Crystal structures of three 4-substituted-2,2′-bipyridines synthesized by Sonogashira and Suzuki–Miyaura cross-coupling reactions

Facile synthetic routes for three 4-substituted 2,2′-bi­pyridine derivatives, 4-[2-(4-methyl­phenyl)­ethyn­yl]-2,2′-bi­pyridine, C(19)H(14)N(2), (I), 4-[2-(pyridin-3-yl)ethyn­yl]-2,2′-bi­pyridine, C(17)H(11)N(3), (II), and 4-(indol-4-yl)-2,2′-bi­pyridine, C(18)H(13)N(3), (III), via Sonogashira and Suzuki–Miyaura cross-coupling reactions, respect­ively, are described.
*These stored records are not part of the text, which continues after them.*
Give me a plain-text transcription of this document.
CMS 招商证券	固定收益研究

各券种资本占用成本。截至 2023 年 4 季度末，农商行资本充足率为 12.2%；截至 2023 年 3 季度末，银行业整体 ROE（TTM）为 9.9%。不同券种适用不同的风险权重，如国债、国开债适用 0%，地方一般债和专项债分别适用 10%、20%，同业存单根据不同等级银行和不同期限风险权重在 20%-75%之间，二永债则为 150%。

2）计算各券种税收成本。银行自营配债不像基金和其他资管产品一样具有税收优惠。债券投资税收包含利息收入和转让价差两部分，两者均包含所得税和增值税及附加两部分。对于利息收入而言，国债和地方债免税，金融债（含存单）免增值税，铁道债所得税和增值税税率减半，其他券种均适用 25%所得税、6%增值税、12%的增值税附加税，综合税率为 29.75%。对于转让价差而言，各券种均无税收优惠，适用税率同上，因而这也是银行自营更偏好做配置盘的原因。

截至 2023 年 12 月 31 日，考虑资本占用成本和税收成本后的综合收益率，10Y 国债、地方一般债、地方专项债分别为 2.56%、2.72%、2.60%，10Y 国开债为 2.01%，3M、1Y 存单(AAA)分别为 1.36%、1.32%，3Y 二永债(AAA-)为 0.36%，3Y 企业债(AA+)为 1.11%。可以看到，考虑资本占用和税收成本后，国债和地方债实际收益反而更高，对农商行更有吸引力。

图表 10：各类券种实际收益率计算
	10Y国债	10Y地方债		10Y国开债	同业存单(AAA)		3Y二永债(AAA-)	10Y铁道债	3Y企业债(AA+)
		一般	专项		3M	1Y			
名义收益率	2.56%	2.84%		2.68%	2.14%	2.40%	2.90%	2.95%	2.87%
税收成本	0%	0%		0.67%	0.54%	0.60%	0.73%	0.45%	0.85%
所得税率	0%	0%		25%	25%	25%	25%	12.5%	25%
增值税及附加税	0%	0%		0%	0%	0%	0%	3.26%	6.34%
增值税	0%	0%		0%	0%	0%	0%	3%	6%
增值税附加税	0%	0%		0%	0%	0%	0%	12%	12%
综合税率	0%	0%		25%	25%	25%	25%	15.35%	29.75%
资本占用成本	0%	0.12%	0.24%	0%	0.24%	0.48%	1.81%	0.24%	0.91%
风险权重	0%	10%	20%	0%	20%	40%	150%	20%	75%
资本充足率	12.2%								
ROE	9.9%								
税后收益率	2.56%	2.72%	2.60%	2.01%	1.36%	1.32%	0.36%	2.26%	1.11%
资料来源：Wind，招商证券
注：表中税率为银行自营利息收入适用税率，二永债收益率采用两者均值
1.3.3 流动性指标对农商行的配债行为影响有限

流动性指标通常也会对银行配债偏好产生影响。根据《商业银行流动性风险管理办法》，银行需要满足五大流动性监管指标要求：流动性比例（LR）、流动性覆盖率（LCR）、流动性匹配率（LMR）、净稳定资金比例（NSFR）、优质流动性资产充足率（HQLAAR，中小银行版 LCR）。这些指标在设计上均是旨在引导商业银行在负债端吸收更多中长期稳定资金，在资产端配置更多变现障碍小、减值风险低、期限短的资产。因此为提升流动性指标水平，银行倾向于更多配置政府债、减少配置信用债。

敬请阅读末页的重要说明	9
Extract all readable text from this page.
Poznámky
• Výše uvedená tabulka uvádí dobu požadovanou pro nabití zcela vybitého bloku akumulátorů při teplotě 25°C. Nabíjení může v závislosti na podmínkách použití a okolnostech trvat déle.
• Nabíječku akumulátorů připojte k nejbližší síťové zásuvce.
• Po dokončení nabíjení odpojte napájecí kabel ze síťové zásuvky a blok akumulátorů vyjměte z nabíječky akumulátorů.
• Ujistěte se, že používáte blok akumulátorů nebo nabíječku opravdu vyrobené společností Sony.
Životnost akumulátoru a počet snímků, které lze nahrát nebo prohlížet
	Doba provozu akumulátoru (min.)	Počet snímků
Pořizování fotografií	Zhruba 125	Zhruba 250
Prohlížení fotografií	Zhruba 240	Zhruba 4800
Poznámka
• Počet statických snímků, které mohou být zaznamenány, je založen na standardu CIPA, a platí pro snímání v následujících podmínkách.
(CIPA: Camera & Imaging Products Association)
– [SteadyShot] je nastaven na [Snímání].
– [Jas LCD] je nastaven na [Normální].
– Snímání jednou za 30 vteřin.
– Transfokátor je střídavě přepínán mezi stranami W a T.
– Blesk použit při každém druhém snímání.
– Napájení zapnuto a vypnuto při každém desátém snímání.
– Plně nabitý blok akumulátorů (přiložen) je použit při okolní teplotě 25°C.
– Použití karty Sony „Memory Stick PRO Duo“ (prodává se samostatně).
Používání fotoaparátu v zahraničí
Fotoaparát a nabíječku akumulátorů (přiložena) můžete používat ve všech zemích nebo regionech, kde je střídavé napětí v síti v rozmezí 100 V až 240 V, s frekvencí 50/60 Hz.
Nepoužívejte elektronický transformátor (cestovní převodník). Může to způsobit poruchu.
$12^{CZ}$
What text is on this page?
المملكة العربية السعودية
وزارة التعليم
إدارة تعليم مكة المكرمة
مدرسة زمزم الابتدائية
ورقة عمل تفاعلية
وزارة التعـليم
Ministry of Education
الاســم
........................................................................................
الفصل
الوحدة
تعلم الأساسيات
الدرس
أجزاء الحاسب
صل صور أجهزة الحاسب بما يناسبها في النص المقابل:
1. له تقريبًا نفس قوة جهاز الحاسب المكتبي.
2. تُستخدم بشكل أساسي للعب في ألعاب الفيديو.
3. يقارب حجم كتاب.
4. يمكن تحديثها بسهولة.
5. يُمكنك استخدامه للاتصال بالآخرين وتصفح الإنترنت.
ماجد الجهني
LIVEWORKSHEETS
As indicated by X-ray analysis, the 2,2′-bi­pyridine core, the ethyl­ene linkage and the substituents of (I) and (II) are almost planar [dihedral angles between the two ring systems: 8.98 (5) and 9.90 (6)° for the two mol­ecules of (I) in the asymmetric unit and 2.66 (14)° for (II)], allowing π-conjugation. On the contrary, in (III), the indole substituent ring is rotated significantly out of the bi­pyridine plane [dihedral angle = 55.82 (3)°], due to steric hindrance. The crystal packings of (I) and (II) are dominated by π–π inter­actions, resulting in layers of mol­ecules parallel to (30-2) in (I) and columns of mol­ecules along the a axis in (II). The packing of (III) exhibits zigzag chains of mol­ecules along the c axis inter­acting through N—H⋯N hydrogen bonds and π–π inter­actions. The contributions of unknown disordered solvent mol­ecules to the diffraction intensities in (II) were removed with the SQUEEZE [Spek (2015 ▸). Acta Cryst. C71, 9–18] algorithm of PLATON. The given chemical formula and other crystal data do not take into account these solvent mol­ecules.